Forward-looking statements are not guarantees of future performance, actions, or developments and are based on expectations, assumptions and other factors that management currently believes are relevant, reasonable and appropriate in the circumstances, including, without limitation, the following assumptions: that the Company and Brightpath will be able to negotiate definitive agreements in respect of the Transaction, that the shareholders of the Company will approve the Transaction, the expected benefits of the Transaction, assumptions concerning general economic growth and the absence of unforeseen changes in the legislative and regulatory framework for the Company. Although management believes that the forward-looking statements are reasonable, actual results could be substantially different due to the risks and uncertainties associated with and inherent to the Company’s business. Material risks and uncertainties applicable to the forward-looking statements set out herein include, but are not limited to, the Company having insufficient financial resources to achieve its objectives; that the Transaction may not complete on terms agreeable to the Company, or at all; availability of further investments that are appropriate for the Company on terms that it finds acceptable or at all; successful completion of exits from investments on terms that constitute a gain when no such exits are currently anticipated; intense competition in all aspects of business; reliance on limited management resources; general economic risks; new laws and regulations and risk of litigation.

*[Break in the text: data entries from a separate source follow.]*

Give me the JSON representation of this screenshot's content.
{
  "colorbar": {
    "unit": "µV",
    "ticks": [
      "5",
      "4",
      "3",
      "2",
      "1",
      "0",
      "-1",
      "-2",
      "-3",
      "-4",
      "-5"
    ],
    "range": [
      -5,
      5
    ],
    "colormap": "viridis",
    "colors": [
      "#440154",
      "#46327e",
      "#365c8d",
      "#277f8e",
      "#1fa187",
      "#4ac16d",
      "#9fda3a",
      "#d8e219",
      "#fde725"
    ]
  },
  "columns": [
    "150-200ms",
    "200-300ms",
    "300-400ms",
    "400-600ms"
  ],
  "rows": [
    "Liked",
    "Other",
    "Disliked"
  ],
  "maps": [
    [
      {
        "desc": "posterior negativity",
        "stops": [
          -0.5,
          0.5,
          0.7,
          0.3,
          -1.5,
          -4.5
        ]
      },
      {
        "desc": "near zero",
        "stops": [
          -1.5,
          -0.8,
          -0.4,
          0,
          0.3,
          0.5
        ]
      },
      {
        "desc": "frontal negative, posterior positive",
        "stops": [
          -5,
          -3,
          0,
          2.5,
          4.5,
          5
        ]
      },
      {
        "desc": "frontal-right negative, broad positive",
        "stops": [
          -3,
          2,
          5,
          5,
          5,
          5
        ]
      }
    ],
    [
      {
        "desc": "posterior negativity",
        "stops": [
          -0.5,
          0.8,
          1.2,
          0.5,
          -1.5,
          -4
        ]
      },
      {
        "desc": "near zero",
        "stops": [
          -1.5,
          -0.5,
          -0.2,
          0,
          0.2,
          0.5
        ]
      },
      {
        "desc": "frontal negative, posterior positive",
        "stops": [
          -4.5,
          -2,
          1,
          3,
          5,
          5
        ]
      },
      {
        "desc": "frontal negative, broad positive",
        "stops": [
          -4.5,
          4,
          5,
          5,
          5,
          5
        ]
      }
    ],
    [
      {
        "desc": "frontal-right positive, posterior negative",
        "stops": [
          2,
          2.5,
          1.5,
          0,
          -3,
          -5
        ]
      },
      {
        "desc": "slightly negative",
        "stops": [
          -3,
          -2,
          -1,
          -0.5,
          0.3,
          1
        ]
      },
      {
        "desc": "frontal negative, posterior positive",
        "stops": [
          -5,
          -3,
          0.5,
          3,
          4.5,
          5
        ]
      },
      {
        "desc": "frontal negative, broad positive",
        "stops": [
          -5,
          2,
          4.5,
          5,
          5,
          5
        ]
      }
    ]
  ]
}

Although TIMIA has attempted to identify factors that may cause actual actions, events or results to differ materially from those disclosed in the forward-looking statements, there may be other factors that cause actions, events or results not to be as anticipated, predicted, estimated or intended. Also, many of the factors are beyond the control of TIMIA. Accordingly, readers should not place undue reliance on forward-looking statements. TIMIA undertakes no obligation to reissue or update any forward-looking statements as a result of new information or events after the date hereof except as may be required by law. All forward-looking statements contained in this news release are qualified by this cautionary statement.